À Ouagadougou, les conversations animées qui faisaient vibrer les bars populaires ont laissé place à un silence pesant. Autrefois, les Burkinabè débattaient avec passion de politique, un héritage de leur attachement à la liberté d’expression. Aujourd’hui, trois ans après le coup d’État qui a porté le capitaine Ibrahim Traoré au pouvoir, la peur étouffe les voix. Ce jeune militaire de 37 ans, inspiré par l’icône panafricaniste Thomas Sankara, dirige le Burkina Faso d’une main de fer, assumant un régime qui rejette ouvertement l’idée de démocratie.
Un climat de méfiance généralisée
Dans les rues de la capitale, la méfiance s’est installée comme un compagnon omniprésent. Les habitants, craignant des représailles, évitent les sujets sensibles. « On ne parle plus de politique, même entre proches. Un mot de travers, et tu peux disparaître, » confie un résident anonyme. Cette peur n’est pas sans fondement : un décret de 2023 autorise l’enrôlement forcé au front pour combattre les groupes jihadistes, une menace utilisée pour réduire au silence toute critique.
« Dès que tu abordes un sujet politique, tout le monde se tait. Même au sein des familles, des frères se méfient entre eux. »

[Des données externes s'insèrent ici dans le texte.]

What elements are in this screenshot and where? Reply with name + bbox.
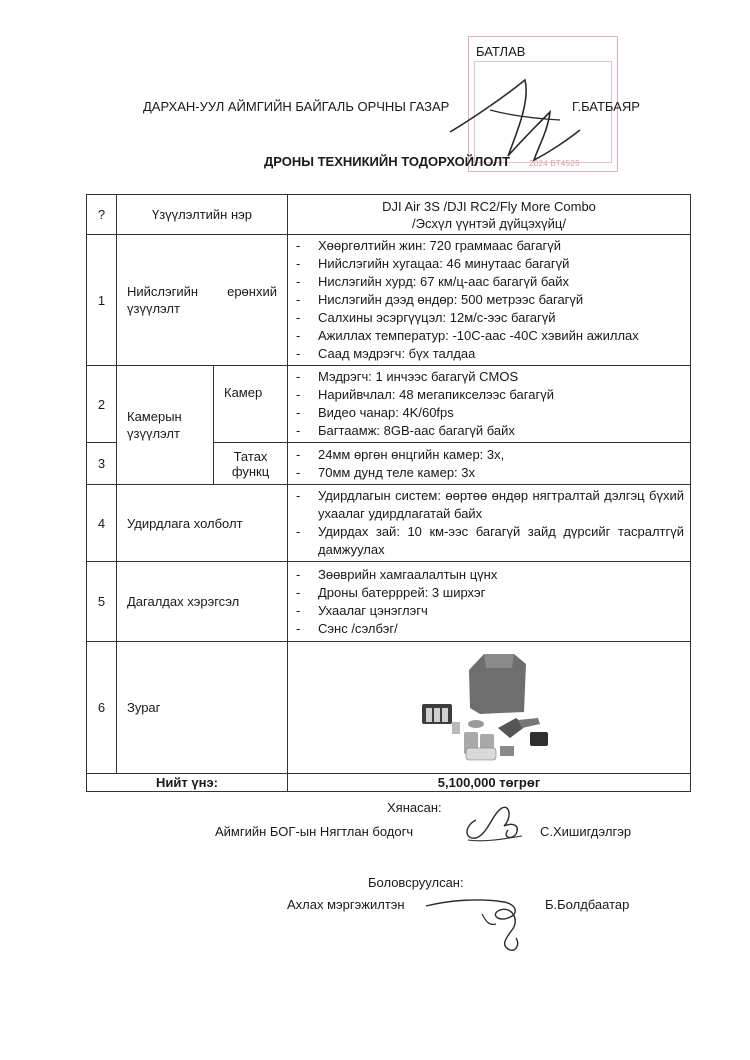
spec-item: - Удирдлагын систем: өөртөө өндөр нягтралтай дэлгэц бүхий ухаалаг удирдлагатай байх [296,488,684,521]
row-num: 2 [87,366,117,443]
zoom-sub-label-line2: функц [231,463,270,479]
drone-kit-photo [414,648,564,764]
camera-sub-label: Камер [214,366,288,443]
spec-item: - 70мм дунд теле камер: 3х [296,464,475,480]
drone-photo-cell [288,642,691,774]
spec-item: - Хөөргөлтийн жин: 720 граммаас багагүй [296,238,562,253]
spec-item: - Нислэгийн дээд өндөр: 500 метрээс багагүй [296,292,584,307]
approval-organization: ДАРХАН-УУЛ АЙМГИЙН БАЙГАЛЬ ОРЧНЫ ГАЗАР [143,99,450,114]
row-num: 6 [87,642,117,774]
checker-signature [458,800,528,846]
camera-group-label-line2: үзүүлэлт [127,426,180,441]
spec-table [86,194,691,792]
row-num: 5 [87,562,117,642]
table-row [87,485,691,562]
row-label [117,235,288,366]
row-label: Дагалдах хэрэгсэл [117,562,288,642]
camera-group-label-line1: Камерын [127,409,182,424]
table-row [87,562,691,642]
prepared-label: Боловсруулсан: [368,875,464,890]
checked-label: Хянасан: [387,800,442,815]
prepared-role: Ахлах мэргэжилтэн [287,897,405,912]
row-specs [288,562,691,642]
spec-item: - 24мм өргөн өнцгийн камер: 3х, [296,446,505,462]
header-product [288,195,691,235]
spec-item: - Нийслэгийн хугацаа: 46 минутаас багагүй [296,256,570,271]
row-specs [288,366,691,443]
approval-word: БАТЛАВ [476,44,526,59]
total-row [87,774,691,792]
row-specs [288,485,691,562]
spec-item: - Мэдрэгч: 1 инчээс багагүй CMOS [296,369,519,384]
spec-item: - Багтаамж: 8GB-аас багагүй байх [296,423,515,438]
total-value: 5,100,000 төгрөг [288,774,691,792]
spec-item: - Удирдах зай: 10 км-ээс багагүй зайд дүрсийг тасралтгүй дамжуулах [296,524,684,557]
spec-item: - Нарийвчлал: 48 мегапикселээс багагүй [296,387,554,402]
preparer-signature [420,884,530,954]
table-header-row [87,195,691,235]
row-num: 3 [87,443,117,485]
row-label-line2: үзүүлэлт [127,301,180,316]
checked-name: С.Хишигдэлгэр [540,824,632,839]
row-label-line1: Нийслэгийн ерөнхий [127,284,277,299]
stamp-code: 2024 БТ4525 [529,159,580,168]
table-row [87,366,691,443]
prepared-name: Б.Болдбаатар [545,897,630,912]
spec-item: - Дроны батерррей: 3 ширхэг [296,584,486,600]
spec-item: - Салхины эсэргүүцэл: 12м/с-ээс багагүй [296,310,556,325]
row-specs [288,235,691,366]
table-row [87,235,691,366]
header-product-line1: DJI Air 3S /DJI RC2/Fly More Combo [382,198,596,214]
spec-item: - Ажиллах температур: -10С-аас -40С хэвийн ажиллах [296,328,639,343]
zoom-sub-label-line1: Татах [233,448,268,464]
header-product-line2: /Эсхүл үүнтэй дүйцэхүйц/ [412,215,566,231]
zoom-sub-label [214,443,288,485]
approval-name: Г.БАТБАЯР [572,99,640,114]
row-num: 1 [87,235,117,366]
header-indicator: Үзүүлэлтийн нэр [117,195,288,235]
spec-item: - Зөөврийн хамгаалалтын цүнх [296,566,498,582]
spec-item: - Ухаалаг цэнэглэгч [296,602,428,618]
row-label: Зураг [117,642,288,774]
spec-item: - Саад мэдрэгч: бүх талдаа [296,346,476,361]
checked-role: Аймгийн БОГ-ын Нягтлан бодогч [215,824,414,839]
spec-item: - Видео чанар: 4K/60fps [296,405,454,420]
row-label: Удирдлага холболт [117,485,288,562]
header-num: ? [87,195,117,235]
total-label: Нийт үнэ: [87,774,288,792]
camera-group-label [117,366,214,485]
row-num: 4 [87,485,117,562]
spec-item: - Сэнс /сэлбэг/ [296,620,398,636]
row-specs [288,443,691,485]
table-row [87,642,691,774]
spec-item: - Нислэгийн хурд: 67 км/ц-аас багагүй байх [296,274,569,289]
document-title: ДРОНЫ ТЕХНИКИЙН ТОДОРХОЙЛОЛТ [264,154,511,169]
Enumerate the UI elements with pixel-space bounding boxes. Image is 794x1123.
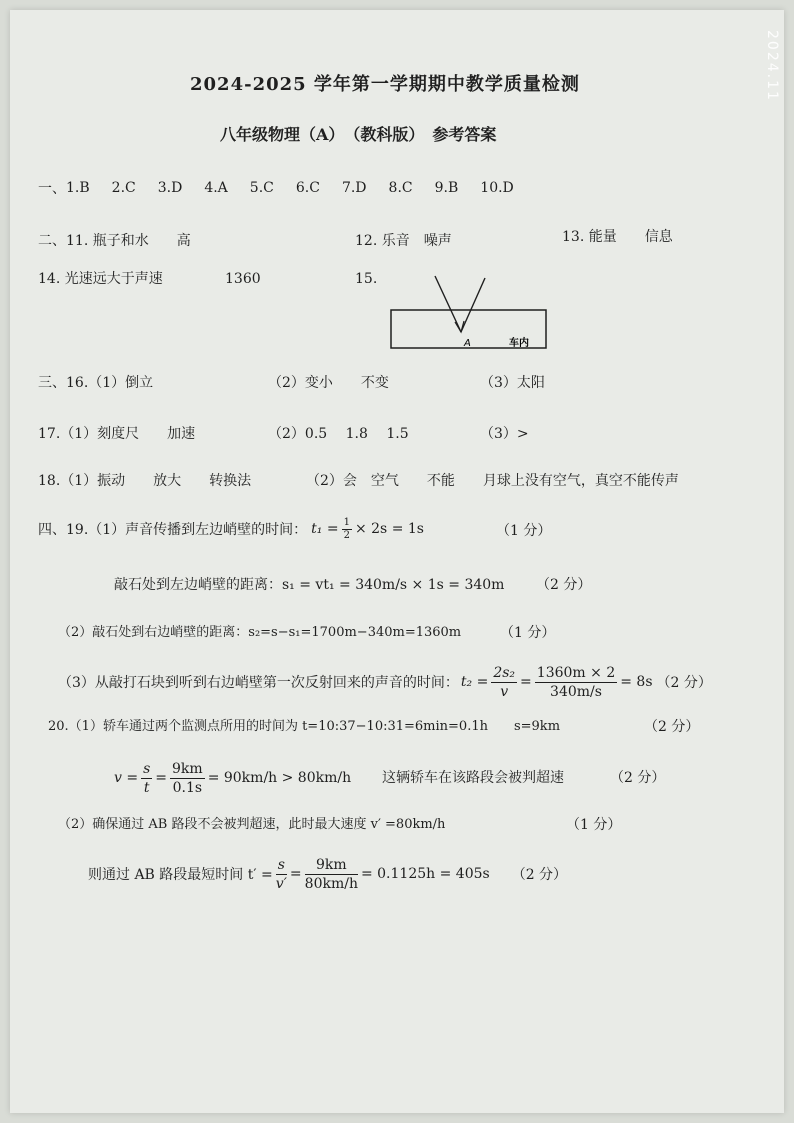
answer-20-1b-note: 这辆轿车在该路段会被判超速: [382, 770, 564, 786]
answer-14-text: 14. 光速远大于声速: [38, 271, 163, 287]
section1-prefix: 一、: [38, 181, 66, 197]
answer-18-1: 18.（1）振动 放大 转换法: [38, 473, 252, 489]
answer-14-value: 1360: [225, 271, 261, 287]
car-inside-label: 车内: [509, 338, 529, 349]
incident-ray: [435, 276, 461, 332]
half-fraction: $\frac{1}{2}$: [343, 516, 350, 541]
answer-20-1b-fraction-2: $\frac{9km}{0.1s}$: [172, 760, 203, 796]
mc-answer: 10.D: [480, 180, 514, 196]
mc-answer: 5.C: [249, 180, 274, 196]
reflected-ray: [461, 278, 485, 332]
answer-19-1-rhs: × 2s = 1s: [354, 521, 424, 537]
answer-19-1-row: [38, 512, 424, 546]
reflection-diagram: [385, 272, 555, 354]
page-title: 2024-2025 学年第一学期期中教学质量检测: [190, 74, 580, 95]
answer-19-1b-score: （2 分）: [536, 577, 592, 593]
section1-row: [38, 178, 514, 198]
answer-17-1: 17.（1）刻度尺 加速: [38, 426, 196, 442]
answer-11: 二、11. 瓶子和水 高: [38, 233, 191, 249]
answer-15-label: 15.: [355, 271, 378, 287]
point-a-label: A: [464, 338, 471, 349]
answer-19-3-row: （3）从敲打石块到听到右边峭壁第一次反射回来的声音的时间： t₂ = $\frac{\text{2s₂}}{v}$ = $\frac{1360m \times 2}{340m/s}$ = 8s （2 分）: [58, 664, 712, 700]
answer-16-2: （2）变小 不变: [268, 375, 389, 391]
answer-20-1b-rhs: = 90km/h > 80km/h: [207, 770, 352, 786]
mc-answer: 4.A: [204, 180, 228, 196]
answer-16-3: （3）太阳: [480, 375, 545, 391]
mc-answer: 1.B: [66, 180, 90, 196]
answer-19-3-lhs: t₂ =: [460, 674, 489, 690]
answer-19-3-text: （3）从敲打石块到听到右边峭壁第一次反射回来的声音的时间：: [58, 675, 459, 691]
answer-19-3-rhs: = 8s: [620, 674, 653, 690]
mc-answer: 7.D: [341, 180, 367, 196]
answer-20-2b-fraction-2: $\frac{9km}{80km/h}$: [304, 856, 358, 892]
answer-19-1-text: 四、19.（1）声音传播到左边峭壁的时间：: [38, 522, 308, 538]
answer-20-2b-lhs: 则通过 AB 路段最短时间 t′ =: [88, 867, 273, 883]
mc-answer: 8.C: [388, 180, 413, 196]
page-subtitle: 八年级物理（A） （教科版） 参考答案: [220, 125, 497, 144]
answer-18-2: （2）会 空气 不能 月球上没有空气，真空不能传声: [306, 473, 679, 489]
answer-20-2: （2）确保通过 AB 路段不会被判超速，此时最大速度 v′ =80km/h: [58, 817, 446, 832]
answer-20-1b-lhs: v =: [114, 770, 139, 786]
answer-20-1-score: （2 分）: [644, 719, 700, 735]
mc-answer: 2.C: [111, 180, 136, 196]
answer-16-1: 三、16.（1）倒立: [38, 375, 154, 391]
mc-answer: 9.B: [434, 180, 459, 196]
answer-17-2: （2）0.5 1.8 1.5: [268, 426, 409, 442]
answer-13: 13. 能量 信息: [562, 229, 673, 245]
answer-19-1-score: （1 分）: [496, 523, 552, 539]
answer-19-1b: 敲石处到左边峭壁的距离：s₁ = vt₁ = 340m/s × 1s = 340m: [114, 577, 505, 593]
answer-19-2-score: （1 分）: [500, 625, 556, 641]
answer-20-1b-row: v = $\frac{s}{t}$ = $\frac{9km}{0.1s}$ = 90km/h > 80km/h: [114, 760, 352, 796]
answer-20-2b-score: （2 分）: [511, 867, 568, 883]
answer-20-2b-fraction-1: $\frac{s}{v'}$: [275, 856, 287, 892]
answer-19-3-score: （2 分）: [656, 675, 712, 691]
answer-12: 12. 乐音 噪声: [355, 233, 452, 249]
answer-20-2b-rhs: = 0.1125h = 405s: [360, 866, 490, 882]
answer-20-2-score: （1 分）: [566, 817, 622, 833]
answer-19-1-lhs: t₁ =: [311, 521, 339, 537]
answer-19-3-fraction-1: $\frac{\text{2s₂}}{v}$: [493, 664, 516, 700]
answer-sheet: [10, 10, 784, 1113]
mc-answer: 6.C: [295, 180, 320, 196]
mc-answer: 3.D: [157, 180, 183, 196]
mc-answer-list: [66, 180, 514, 196]
answer-20-1: 20.（1）轿车通过两个监测点所用的时间为 t=10:37−10:31=6min=0.1h s=9km: [48, 719, 561, 734]
answer-20-2b-row: 则通过 AB 路段最短时间 t′ = $\frac{s}{v'}$ = $\frac{9km}{80km/h}$ = 0.1125h = 405s （2 分）: [88, 856, 568, 892]
answer-19-2: （2）敲石处到右边峭壁的距离：s₂=s−s₁=1700m−340m=1360m: [58, 625, 462, 640]
answer-19-3-fraction-2: $\frac{1360m \times 2}{340m/s}$: [536, 664, 616, 700]
answer-17-3: （3）>: [480, 426, 529, 442]
date-stamp: 2024.11: [764, 30, 780, 102]
answer-20-1b-score: （2 分）: [610, 770, 666, 786]
answer-20-1b-fraction-1: $\frac{s}{t}$: [143, 760, 151, 796]
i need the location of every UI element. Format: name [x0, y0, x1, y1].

Un habitant de Ouagadougou
Les comités de vigilance, surnommés « Wayiyans », jouent un rôle clé dans cette surveillance généralisée. Présents aux carrefours stratégiques, ces groupes citoyens, fervents soutiens de la junte, traquent les voix dissidentes. Leur présence constante renforce un climat où chacun surveille l’autre, transformant la société en un espace de suspicion mutuelle.
Une répression brutale des contestations
Les exemples de répression ne manquent pas. Un commerçant, qui s’était publiquement opposé à une mesure gouvernementale visant à réduire les prix des motocyclettes, a été arrêté du jour au lendemain et envoyé au front. Cet incident, loin d’être isolé, illustre la brutalité avec laquelle le régime répond à toute forme de contestation. « Pour un mot mal placé, on te traite comme un ennemi, » explique un Ouagalais, reflétant l’angoisse collective.
Un habitant raconte : « On a vu des gens disparaître pour avoir simplement exprimé un désaccord. La peur est partout, et personne n’ose défier le pouvoir. »
Ce climat de terreur s’étend même aux sphères privées. Les discussions politiques, autrefois un pilier de la culture burkinabè, sont désormais taboues. Les habitants se limitent à des sujets neutres comme le sport ou la culture, évitant soigneusement tout ce qui pourrait être perçu comme une critique du régime.
Des initiatives pour façonner une jeunesse docile
Pour imposer sa vision d’un Burkina Faso souverain et décolonisé, la junte mise sur la jeunesse. Des programmes comme les camps de vacances patriotiques forment les enfants de 10 à 15 ans à l’instruction civique et militaire. Vêtus de treillis, ils apprennent à « penser nation » avant leurs intérêts personnels. De même, les nouveaux bacheliers doivent suivre une immersion patriotique d’un mois avant de s’inscrire à l’université, une initiative visant à inculquer une identité nationale alignée sur les valeurs du régime.
« On a appris à repousser nos limites et à penser nation avant de penser à sa petite personne. »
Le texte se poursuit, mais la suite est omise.